Слушая Брайта, я спрашивал себя: зачем он все это мне говорит? Какой ему смысл бросать тень на своего английского союзника? Почему он явился с этим делом именно ко мне? Уж не получил ли Брайт задание посвятить в историю с англичанами кого-нибудь из советских журналистов, чтобы раздуть скандал? Опять-таки с какой целью? Во имя торжества правды? Но наивно было бы полагать, что Соединенные Штаты пойдут на открытое разоблачение тайного замысла Англии только истины ради, не преследуя никакой другой цели.
Нет, все это похоже на хорошо подготовленную фальшивку. Цель ее: на фоне разногласий между членами «Большой тройки», о которых сейчас много пишет западная печать, спровоцировать Советский Союз на разрыв с Англией, в результате которого Америка сможет что-то выиграть…
Ни один из пришедших мне в голову вопросов я, конечно, не задал Брайту. После истории с той фотографией у меня не было оснований ему доверять.
– Что же ты молчишь, Майкл? – наконец спросил Брайт.
– А что ты хочешь от меня услышать?
– Тебя это совсем не трогает?! – с удивлением произнес Брайт.
– Как тебе сказать… – Я хотел выиграть время и проникнуть все же в его подлинные намерения. – Заметка была напечатана, когда еще шла война. Может быть, англичанам просто некуда было девать этих военнопленных. Но теперь-то ситуация, наверное, изменилась?
– Логично! Этот вопрос задал себе и я. – Брайт был, видимо, доволен, что ход наших мыслей совпал. – Думаю, такой же вопрос задавали себе и в моей редакции. Конечно, их интересовало, что происходит у англичан теперь, когда наши боссы договариваются о мире и согласии.
Говоря о делах, Брайт становился точен и немногословен.

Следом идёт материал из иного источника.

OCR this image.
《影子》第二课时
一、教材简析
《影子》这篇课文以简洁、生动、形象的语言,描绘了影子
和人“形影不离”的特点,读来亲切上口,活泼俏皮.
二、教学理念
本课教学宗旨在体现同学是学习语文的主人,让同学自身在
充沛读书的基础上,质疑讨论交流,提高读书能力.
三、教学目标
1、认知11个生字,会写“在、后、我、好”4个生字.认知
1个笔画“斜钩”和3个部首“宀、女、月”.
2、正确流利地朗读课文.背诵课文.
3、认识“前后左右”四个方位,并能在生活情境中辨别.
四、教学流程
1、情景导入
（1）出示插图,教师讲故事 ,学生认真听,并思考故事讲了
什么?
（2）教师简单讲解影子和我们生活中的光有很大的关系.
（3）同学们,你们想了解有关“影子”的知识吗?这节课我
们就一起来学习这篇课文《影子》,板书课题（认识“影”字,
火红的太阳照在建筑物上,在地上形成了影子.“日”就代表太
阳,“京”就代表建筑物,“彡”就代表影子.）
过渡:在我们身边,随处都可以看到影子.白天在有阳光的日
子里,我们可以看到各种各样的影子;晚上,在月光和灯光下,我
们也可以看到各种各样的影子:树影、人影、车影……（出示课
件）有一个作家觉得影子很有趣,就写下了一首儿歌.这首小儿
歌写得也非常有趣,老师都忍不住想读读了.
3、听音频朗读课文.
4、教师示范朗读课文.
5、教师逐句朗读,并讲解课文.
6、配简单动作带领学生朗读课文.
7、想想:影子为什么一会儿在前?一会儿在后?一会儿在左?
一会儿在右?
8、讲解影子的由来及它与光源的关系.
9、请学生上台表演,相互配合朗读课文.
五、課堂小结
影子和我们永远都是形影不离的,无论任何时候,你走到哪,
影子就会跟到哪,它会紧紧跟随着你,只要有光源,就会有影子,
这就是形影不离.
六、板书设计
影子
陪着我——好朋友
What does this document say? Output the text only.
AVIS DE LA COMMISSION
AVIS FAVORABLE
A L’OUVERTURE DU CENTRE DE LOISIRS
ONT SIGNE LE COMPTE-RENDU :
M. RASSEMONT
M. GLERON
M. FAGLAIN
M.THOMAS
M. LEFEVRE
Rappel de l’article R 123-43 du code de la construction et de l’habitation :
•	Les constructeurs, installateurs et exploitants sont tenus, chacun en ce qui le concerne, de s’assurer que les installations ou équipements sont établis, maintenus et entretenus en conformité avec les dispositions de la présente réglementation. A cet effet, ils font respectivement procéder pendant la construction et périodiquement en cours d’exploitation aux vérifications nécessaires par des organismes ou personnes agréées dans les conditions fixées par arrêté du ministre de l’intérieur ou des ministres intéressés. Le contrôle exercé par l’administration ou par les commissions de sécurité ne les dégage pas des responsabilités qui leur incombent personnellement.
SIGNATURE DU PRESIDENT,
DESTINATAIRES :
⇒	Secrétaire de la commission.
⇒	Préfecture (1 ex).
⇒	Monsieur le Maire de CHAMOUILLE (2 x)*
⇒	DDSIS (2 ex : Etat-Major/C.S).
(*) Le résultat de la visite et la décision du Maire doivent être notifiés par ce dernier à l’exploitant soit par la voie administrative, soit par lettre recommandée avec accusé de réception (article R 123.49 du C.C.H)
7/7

Впрочем, я уже знал, что это свойственно многим американцам.
– Так вот, – продолжал Чарли, – я и поехал в английскую зону, чтобы ответить на этот вопрос.
– И тебя так легко всюду допустили? – с сомнением спросил я.
– Как и все наши военные корреспонденты, я аккредитован при штабе Айка во Франкфурте. А Монтгомери всего лишь заместитель Эйзенхауэра. Как тебе известно, у нас объединенное американо-английское командование. Кто мог мне помешать?
– Что же ты там увидел? – стараясь говорить с максимальным безразличием, как бы из вежливости поддерживая беседу, спросил я.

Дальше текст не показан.